Among the ones you recommend, argh supports deriving, auto-generates --help and optimizes for code size. And its syntax is very comparable to clap, so migrating is very easy. gumdrop seems very similar in its feature set (specifying help strings a little differently), but I can't find a defining feature for it.


> Why would you default to the biggest, slowest option?

Because it's not very big, nor very slow. Why wouldn't you default to the most full-featured option when its performance and space usage is adequate for the overwhelming majority of cases?


> Why wouldn't you default to the most full-featured option when its performance and space usage is adequate for the overwhelming majority of cases?

This is the logic of buying a Ford F-150 to drive your kids to school and to commute to the office because you might someday need to maybe haul some wood from the home improvement store once. The compact sedan is the obviously practical choice, but it can’t haul the wood, and you can afford the giant truck, so why not?


> This is the logic of buying a Ford F-150 to drive your kids to school and to commute to the office because you might someday need to maybe haul some wood from the home improvement store once.

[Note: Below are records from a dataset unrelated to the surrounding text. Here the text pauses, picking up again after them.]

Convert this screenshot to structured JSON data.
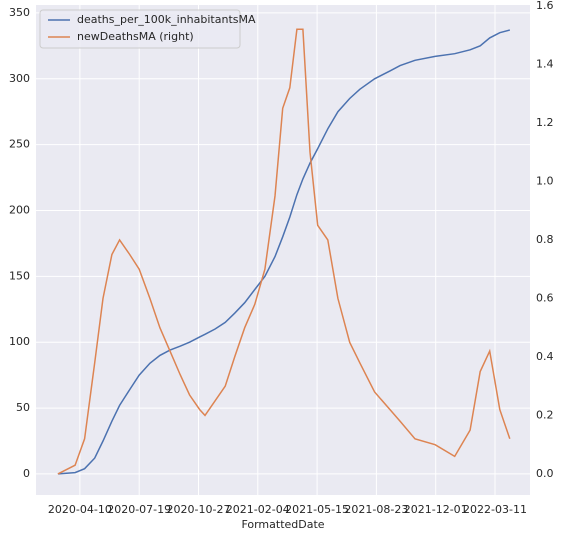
{
  "chart_data": {
    "type": "line",
    "xlabel": "FormattedDate",
    "x": [
      "2020-03-04",
      "2020-04-02",
      "2020-04-18",
      "2020-05-05",
      "2020-05-19",
      "2020-06-03",
      "2020-06-16",
      "2020-07-03",
      "2020-07-19",
      "2020-08-06",
      "2020-08-23",
      "2020-09-09",
      "2020-09-26",
      "2020-10-12",
      "2020-10-29",
      "2020-11-07",
      "2020-11-24",
      "2020-12-11",
      "2020-12-27",
      "2021-01-13",
      "2021-01-30",
      "2021-02-16",
      "2021-03-05",
      "2021-03-18",
      "2021-03-30",
      "2021-04-11",
      "2021-04-21",
      "2021-05-03",
      "2021-05-16",
      "2021-06-02",
      "2021-06-19",
      "2021-07-09",
      "2021-07-26",
      "2021-08-20",
      "2021-09-15",
      "2021-10-02",
      "2021-10-27",
      "2021-11-30",
      "2022-01-02",
      "2022-01-28",
      "2022-02-14",
      "2022-03-02",
      "2022-03-19",
      "2022-04-05"
    ],
    "series": [
      {
        "name": "deaths_per_100k_inhabitantsMA",
        "color": "#4c72b0",
        "values": [
          0,
          1,
          4,
          12,
          25,
          40,
          52,
          64,
          75,
          84,
          90,
          94,
          97,
          100,
          104,
          106,
          110,
          115,
          122,
          130,
          140,
          150,
          165,
          180,
          195,
          212,
          224,
          236,
          247,
          262,
          275,
          285,
          292,
          300,
          306,
          310,
          314,
          317,
          319,
          322,
          325,
          331,
          335,
          337
        ]
      },
      {
        "name": "newDeathsMA (right)",
        "color": "#dd8452",
        "axis": "y2",
        "values": [
          0,
          0.03,
          0.12,
          0.38,
          0.6,
          0.75,
          0.8,
          0.75,
          0.7,
          0.6,
          0.5,
          0.42,
          0.34,
          0.27,
          0.22,
          0.2,
          0.25,
          0.3,
          0.4,
          0.5,
          0.58,
          0.7,
          0.95,
          1.25,
          1.32,
          1.52,
          1.52,
          1.1,
          0.85,
          0.8,
          0.6,
          0.45,
          0.38,
          0.28,
          0.22,
          0.18,
          0.12,
          0.1,
          0.06,
          0.15,
          0.35,
          0.42,
          0.22,
          0.12
        ]
      }
    ],
    "xlim": [
      "2020-01-27",
      "2022-05-09"
    ],
    "xticks": [
      "2020-04-10",
      "2020-07-19",
      "2020-10-27",
      "2021-02-04",
      "2021-05-15",
      "2021-08-23",
      "2021-12-01",
      "2022-03-11"
    ],
    "ylim": [
      -16,
      356
    ],
    "yticks": [
      0,
      50,
      100,
      150,
      200,
      250,
      300,
      350
    ],
    "y2lim": [
      -0.072,
      1.603
    ],
    "y2ticks": [
      {
        "value": 0,
        "label": "0.0"
      },
      0.2,
      0.4,
      0.6,
      0.8,
      {
        "value": 1,
        "label": "1.0"
      },
      1.2,
      1.4,
      1.6
    ],
    "grid": true,
    "legend": "upper left"
  }
}
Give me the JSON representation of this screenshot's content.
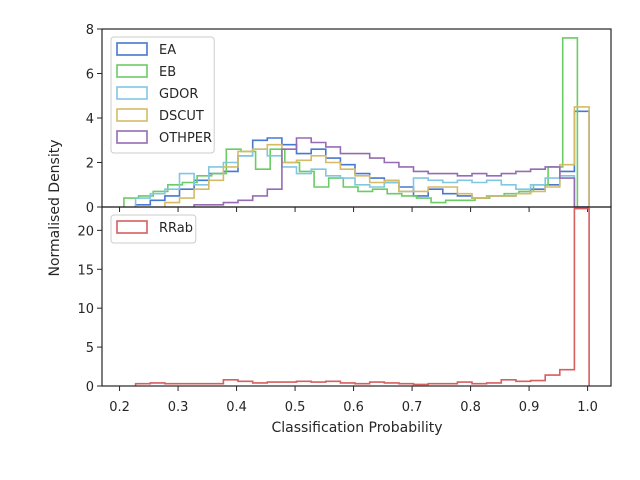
{
  "figure": {
    "ylabel": "Normalised Density",
    "xlabel": "Classification Probability"
  },
  "chart_data": [
    {
      "type": "histogram-step",
      "panel": "top",
      "xlim": [
        0.17,
        1.04
      ],
      "ylim": [
        0,
        8
      ],
      "yticks": [
        0,
        2,
        4,
        6,
        8
      ],
      "legend_position": "upper-left",
      "grid": false,
      "bin_width": 0.025,
      "series": [
        {
          "name": "EA",
          "color": "#4878d0",
          "x": [
            0.24,
            0.265,
            0.29,
            0.315,
            0.34,
            0.365,
            0.39,
            0.415,
            0.44,
            0.465,
            0.49,
            0.515,
            0.54,
            0.565,
            0.59,
            0.615,
            0.64,
            0.665,
            0.69,
            0.715,
            0.74,
            0.765,
            0.79,
            0.815,
            0.84,
            0.865,
            0.89,
            0.915,
            0.94,
            0.965,
            0.99
          ],
          "values": [
            0.1,
            0.3,
            0.5,
            0.8,
            1.2,
            1.5,
            1.6,
            2.3,
            3.0,
            3.1,
            2.8,
            2.4,
            2.6,
            2.2,
            1.9,
            1.5,
            1.3,
            1.1,
            0.9,
            0.5,
            0.8,
            0.6,
            0.5,
            0.4,
            0.5,
            0.5,
            0.6,
            0.8,
            1.0,
            1.6,
            4.3
          ]
        },
        {
          "name": "EB",
          "color": "#6acc64",
          "x": [
            0.22,
            0.245,
            0.27,
            0.295,
            0.32,
            0.345,
            0.37,
            0.395,
            0.42,
            0.445,
            0.47,
            0.495,
            0.52,
            0.545,
            0.57,
            0.595,
            0.62,
            0.645,
            0.67,
            0.695,
            0.72,
            0.745,
            0.77,
            0.795,
            0.82,
            0.845,
            0.87,
            0.895,
            0.92,
            0.945,
            0.97
          ],
          "values": [
            0.4,
            0.5,
            0.7,
            1.0,
            1.1,
            1.4,
            1.5,
            2.6,
            2.5,
            1.7,
            2.6,
            2.0,
            1.6,
            0.9,
            1.3,
            0.9,
            0.7,
            0.8,
            0.6,
            0.5,
            0.4,
            0.2,
            0.3,
            0.3,
            0.4,
            0.5,
            0.6,
            0.7,
            1.0,
            1.8,
            7.6
          ]
        },
        {
          "name": "GDOR",
          "color": "#82c6e2",
          "x": [
            0.24,
            0.265,
            0.29,
            0.315,
            0.34,
            0.365,
            0.39,
            0.415,
            0.44,
            0.465,
            0.49,
            0.515,
            0.54,
            0.565,
            0.59,
            0.615,
            0.64,
            0.665,
            0.69,
            0.715,
            0.74,
            0.765,
            0.79,
            0.815,
            0.84,
            0.865,
            0.89,
            0.915,
            0.94,
            0.965,
            0.99
          ],
          "values": [
            0.4,
            0.6,
            0.8,
            1.5,
            1.0,
            1.8,
            2.0,
            2.3,
            2.6,
            2.3,
            1.8,
            1.5,
            1.7,
            1.4,
            1.3,
            1.0,
            0.9,
            1.1,
            0.7,
            1.3,
            1.2,
            1.1,
            1.2,
            1.1,
            1.2,
            1.0,
            0.8,
            1.0,
            1.3,
            1.4,
            0.0
          ]
        },
        {
          "name": "DSCUT",
          "color": "#d5bb67",
          "x": [
            0.29,
            0.315,
            0.34,
            0.365,
            0.39,
            0.415,
            0.44,
            0.465,
            0.49,
            0.515,
            0.54,
            0.565,
            0.59,
            0.615,
            0.64,
            0.665,
            0.69,
            0.715,
            0.74,
            0.765,
            0.79,
            0.815,
            0.84,
            0.865,
            0.89,
            0.915,
            0.94,
            0.965,
            0.99
          ],
          "values": [
            0.2,
            0.4,
            0.8,
            1.2,
            1.8,
            2.5,
            2.6,
            2.8,
            2.0,
            2.1,
            2.3,
            2.0,
            1.7,
            1.4,
            1.1,
            1.2,
            0.7,
            0.7,
            0.9,
            0.9,
            0.6,
            0.4,
            0.5,
            0.5,
            0.6,
            0.7,
            0.9,
            1.9,
            4.5
          ]
        },
        {
          "name": "OTHPER",
          "color": "#956cb4",
          "x": [
            0.34,
            0.365,
            0.39,
            0.415,
            0.44,
            0.465,
            0.49,
            0.515,
            0.54,
            0.565,
            0.59,
            0.615,
            0.64,
            0.665,
            0.69,
            0.715,
            0.74,
            0.765,
            0.79,
            0.815,
            0.84,
            0.865,
            0.89,
            0.915,
            0.94,
            0.965,
            0.99
          ],
          "values": [
            0.1,
            0.1,
            0.2,
            0.3,
            0.5,
            0.8,
            2.6,
            3.1,
            2.9,
            2.7,
            2.4,
            2.4,
            2.2,
            2.0,
            1.8,
            1.6,
            1.5,
            1.5,
            1.4,
            1.5,
            1.4,
            1.5,
            1.6,
            1.7,
            1.8,
            1.3,
            0.0
          ]
        }
      ]
    },
    {
      "type": "histogram-step",
      "panel": "bottom",
      "xlim": [
        0.17,
        1.04
      ],
      "ylim": [
        0,
        23
      ],
      "yticks": [
        0,
        5,
        10,
        15,
        20
      ],
      "xticks": [
        0.2,
        0.3,
        0.4,
        0.5,
        0.6,
        0.7,
        0.8,
        0.9,
        1.0
      ],
      "xtick_labels": [
        "0.2",
        "0.3",
        "0.4",
        "0.5",
        "0.6",
        "0.7",
        "0.8",
        "0.9",
        "1.0"
      ],
      "legend_position": "upper-left",
      "grid": false,
      "bin_width": 0.025,
      "series": [
        {
          "name": "RRab",
          "color": "#d65f5f",
          "x": [
            0.24,
            0.265,
            0.29,
            0.315,
            0.34,
            0.365,
            0.39,
            0.415,
            0.44,
            0.465,
            0.49,
            0.515,
            0.54,
            0.565,
            0.59,
            0.615,
            0.64,
            0.665,
            0.69,
            0.715,
            0.74,
            0.765,
            0.79,
            0.815,
            0.84,
            0.865,
            0.89,
            0.915,
            0.94,
            0.965,
            0.99
          ],
          "values": [
            0.3,
            0.4,
            0.3,
            0.3,
            0.3,
            0.3,
            0.8,
            0.6,
            0.4,
            0.5,
            0.5,
            0.6,
            0.5,
            0.6,
            0.4,
            0.3,
            0.5,
            0.4,
            0.3,
            0.2,
            0.3,
            0.3,
            0.5,
            0.3,
            0.4,
            0.8,
            0.6,
            0.7,
            1.4,
            2.1,
            22.8
          ]
        }
      ]
    }
  ]
}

No, it's like buying the standard off the shelf $5 backpack instead of the special handmade tiny backpack that you can just barely squeeze your current netbook into. Yes, maybe it's a little bigger than you need, maybe you're wasting some space. But it's really not worth the time worrying about it.

If using clap would take up a significant fraction of your memory/disk/whatever budget then of course investigate alternatives. But sacrificing usability to switch to something that takes up 0.000000001% of available disk space instead of 0.0000001% is a false economy, the opposite of practical; it feels like a sister phenomenon to https://paulgraham.com/selfindulgence.html .

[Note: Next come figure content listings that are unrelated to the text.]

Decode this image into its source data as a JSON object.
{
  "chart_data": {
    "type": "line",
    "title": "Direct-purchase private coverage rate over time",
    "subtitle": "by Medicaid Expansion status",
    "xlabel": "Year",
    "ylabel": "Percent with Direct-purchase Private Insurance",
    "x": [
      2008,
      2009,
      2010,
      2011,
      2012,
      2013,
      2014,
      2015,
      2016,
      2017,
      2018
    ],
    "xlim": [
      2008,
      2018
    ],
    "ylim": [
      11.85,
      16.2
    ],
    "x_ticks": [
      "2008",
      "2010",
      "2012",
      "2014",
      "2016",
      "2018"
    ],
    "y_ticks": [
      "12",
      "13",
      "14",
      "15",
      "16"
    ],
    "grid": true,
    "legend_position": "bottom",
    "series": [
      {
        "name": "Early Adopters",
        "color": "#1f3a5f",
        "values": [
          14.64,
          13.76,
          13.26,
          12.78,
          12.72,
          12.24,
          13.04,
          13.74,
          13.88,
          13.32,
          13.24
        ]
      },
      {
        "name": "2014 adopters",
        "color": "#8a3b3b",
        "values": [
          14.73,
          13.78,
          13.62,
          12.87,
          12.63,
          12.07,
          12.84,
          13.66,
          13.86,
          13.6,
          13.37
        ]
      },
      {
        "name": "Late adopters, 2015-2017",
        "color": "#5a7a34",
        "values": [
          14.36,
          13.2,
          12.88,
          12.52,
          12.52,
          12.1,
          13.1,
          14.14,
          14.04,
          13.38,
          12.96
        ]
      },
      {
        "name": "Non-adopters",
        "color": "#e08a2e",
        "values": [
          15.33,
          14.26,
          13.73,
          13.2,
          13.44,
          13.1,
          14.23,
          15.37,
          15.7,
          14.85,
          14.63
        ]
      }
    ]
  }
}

Well you hit the nail on the proverbial head. The compact will handle 99% of people's use-cases, the truck will handle 100%. People don't want the hassle of renting something or paying for help for the 1% of cases their compact wouldn't handle.

Believe it or not, I'm with you; I live somewhere where it's sunny all year round, so I get around with a motorcycle as my primary transportation year-round and evangelize them as the cheap alternative to people struggling with car-related payments. But no, my motorcycle isn't going to carry a 2x4. Someone who cares about supporting that, even if they only need to do so exceptionally rarely, is gonna buy a truck. And then they won't have the money to buy a motorcycle on the side.

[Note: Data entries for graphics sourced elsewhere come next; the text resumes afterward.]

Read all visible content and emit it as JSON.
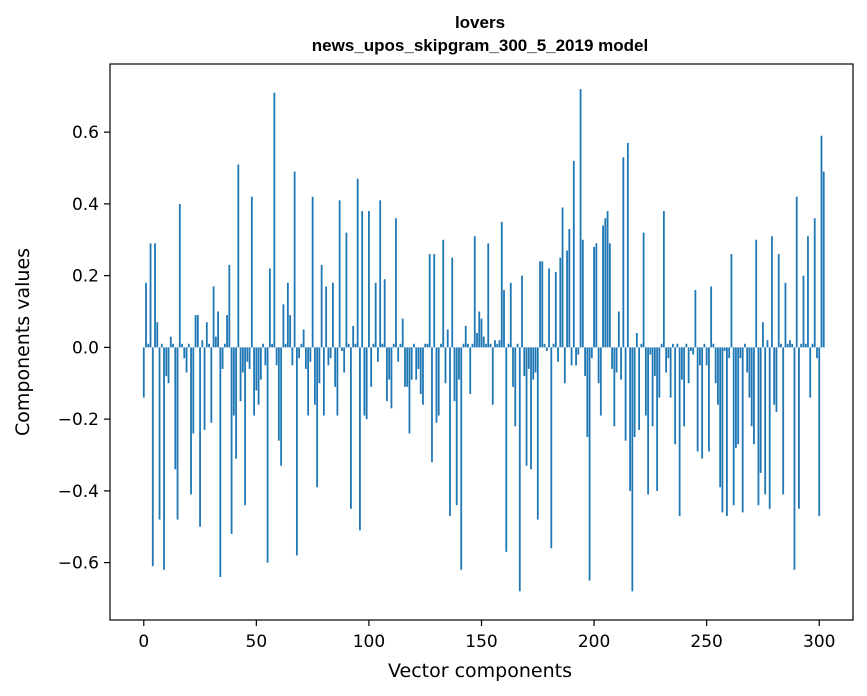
{
  "chart_data": {
    "type": "bar",
    "title": [
      "lovers",
      "news_upos_skipgram_300_5_2019 model"
    ],
    "xlabel": "Vector components",
    "ylabel": "Components values",
    "xlim": [
      -15,
      315
    ],
    "ylim": [
      -0.76,
      0.79
    ],
    "xticks": [
      0,
      50,
      100,
      150,
      200,
      250,
      300
    ],
    "xtick_labels": [
      "0",
      "50",
      "100",
      "150",
      "200",
      "250",
      "300"
    ],
    "yticks": [
      -0.6,
      -0.4,
      -0.2,
      0.0,
      0.2,
      0.4,
      0.6
    ],
    "ytick_labels": [
      "−0.6",
      "−0.4",
      "−0.2",
      "0.0",
      "0.2",
      "0.4",
      "0.6"
    ],
    "grid": false,
    "bar_color": "#1f77b4",
    "x_start": 0,
    "values": [
      -0.14,
      0.18,
      0.01,
      0.29,
      -0.61,
      0.29,
      0.07,
      -0.48,
      0.01,
      -0.62,
      -0.08,
      -0.1,
      0.03,
      0.01,
      -0.34,
      -0.48,
      0.4,
      0.01,
      -0.03,
      -0.07,
      0.01,
      -0.41,
      -0.24,
      0.09,
      0.09,
      -0.5,
      0.02,
      -0.23,
      0.07,
      0.01,
      -0.21,
      0.17,
      0.03,
      0.1,
      -0.64,
      -0.06,
      0.01,
      0.09,
      0.23,
      -0.52,
      -0.19,
      -0.31,
      0.51,
      -0.15,
      -0.07,
      -0.44,
      -0.04,
      -0.06,
      0.42,
      -0.19,
      -0.12,
      -0.16,
      -0.09,
      0.01,
      -0.05,
      -0.6,
      0.22,
      0.01,
      0.71,
      -0.05,
      -0.26,
      -0.33,
      0.12,
      0.01,
      0.18,
      0.09,
      -0.05,
      0.49,
      -0.58,
      -0.03,
      0.01,
      0.05,
      -0.06,
      -0.19,
      -0.04,
      0.42,
      -0.16,
      -0.39,
      -0.1,
      0.23,
      -0.19,
      0.17,
      -0.05,
      -0.03,
      0.18,
      -0.11,
      -0.19,
      0.41,
      -0.01,
      -0.07,
      0.32,
      0.01,
      -0.45,
      0.06,
      0.01,
      0.47,
      -0.51,
      0.38,
      -0.19,
      -0.2,
      0.38,
      -0.11,
      0.01,
      0.18,
      -0.04,
      0.41,
      0.01,
      0.19,
      -0.15,
      -0.09,
      -0.17,
      0.01,
      0.36,
      -0.04,
      0.01,
      0.08,
      -0.11,
      -0.11,
      -0.24,
      -0.09,
      0.01,
      -0.09,
      -0.06,
      -0.13,
      -0.16,
      0.01,
      0.01,
      0.26,
      -0.32,
      0.26,
      -0.21,
      -0.19,
      0.01,
      0.3,
      -0.1,
      0.05,
      -0.47,
      0.25,
      -0.15,
      -0.44,
      -0.09,
      -0.62,
      0.01,
      0.06,
      0.01,
      -0.13,
      0.01,
      0.31,
      0.04,
      0.1,
      0.08,
      0.03,
      0.01,
      0.29,
      0.01,
      -0.16,
      0.02,
      0.01,
      0.02,
      0.35,
      0.16,
      -0.57,
      0.01,
      0.18,
      -0.11,
      -0.22,
      0.01,
      -0.68,
      0.2,
      -0.08,
      -0.33,
      -0.06,
      -0.34,
      -0.09,
      -0.07,
      -0.48,
      0.24,
      0.24,
      0.01,
      -0.01,
      0.22,
      -0.56,
      0.01,
      0.21,
      -0.04,
      0.25,
      0.39,
      -0.1,
      0.27,
      0.33,
      -0.05,
      0.52,
      -0.05,
      -0.02,
      0.72,
      0.3,
      -0.08,
      -0.25,
      -0.65,
      -0.03,
      0.28,
      0.29,
      -0.1,
      -0.19,
      0.34,
      0.36,
      0.38,
      0.29,
      -0.06,
      -0.22,
      -0.07,
      0.1,
      -0.09,
      0.53,
      -0.26,
      0.57,
      -0.4,
      -0.68,
      -0.25,
      0.04,
      -0.23,
      0.01,
      0.32,
      -0.19,
      -0.41,
      -0.02,
      -0.22,
      -0.08,
      -0.4,
      -0.14,
      0.01,
      0.38,
      -0.07,
      -0.03,
      -0.14,
      0.01,
      -0.27,
      0.01,
      -0.47,
      -0.09,
      -0.22,
      0.01,
      -0.1,
      -0.01,
      -0.02,
      0.16,
      -0.29,
      -0.05,
      -0.31,
      0.01,
      -0.05,
      -0.29,
      0.17,
      0.01,
      -0.1,
      -0.16,
      -0.39,
      -0.46,
      -0.01,
      -0.47,
      -0.03,
      0.26,
      -0.44,
      -0.28,
      -0.27,
      -0.03,
      -0.46,
      0.01,
      -0.07,
      -0.14,
      -0.22,
      -0.27,
      0.3,
      -0.44,
      -0.35,
      0.07,
      -0.41,
      0.02,
      -0.45,
      0.31,
      -0.16,
      -0.18,
      0.26,
      0.01,
      -0.41,
      0.18,
      0.01,
      0.02,
      0.01,
      -0.62,
      0.42,
      -0.45,
      0.01,
      0.2,
      0.01,
      0.31,
      -0.14,
      0.01,
      0.36,
      -0.03,
      -0.47,
      0.59,
      0.49
    ]
  }
}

Not sure why you’re being downvoted. I also don’t like oversized motor vehicles but I think the parable is sound;

If the effort of switching out when you need the last 1% is higher than whatever premium you will pay (compilation time/fuel cost) - especially as a small ongoing cost, people will likely choose it.

I’m not saying this as if its wisdom into the future, only in that we can observe it today with at least a handful of examples.


These are not even remotely equivalent scenarios. If I want to remove clap as a library, I just remove it. If I buy an F150 I now have spent a lot of money and it's mostly gone so replacing it is significantly more expensive. It also burns more fuel.


These decisions accumulate then all of a sudden you have a project that takes ten minutes to build for almost no benefit.


Maybe. If your build is too slow, fix it. But pre-emptively microoptimising your build time is as bad as pre-emptively microoptimising anything else. Set a build time budget and don't worry about it unless and until you see a risk of exceeding that budget.


This is an incredible exaggeration. The vast majority of these projects don't even approach it. I use clap in a number of projects and they compile in just seconds.


argh is not meant to be used with Cargo, it doesn't even have the capability to display the version.


Convenience always win. If we want smaller more purposefully built dependencies then we need better tooling that makes those choices convenient.


Clap has also great dev ux, so I wouldn't put maintainability as an expense.


I use clap everywhere for this, but I'm not sure that I agree that it has a "great" experience. It does the job and I've no need to reach for another tool. But it can be frustrating sometimes.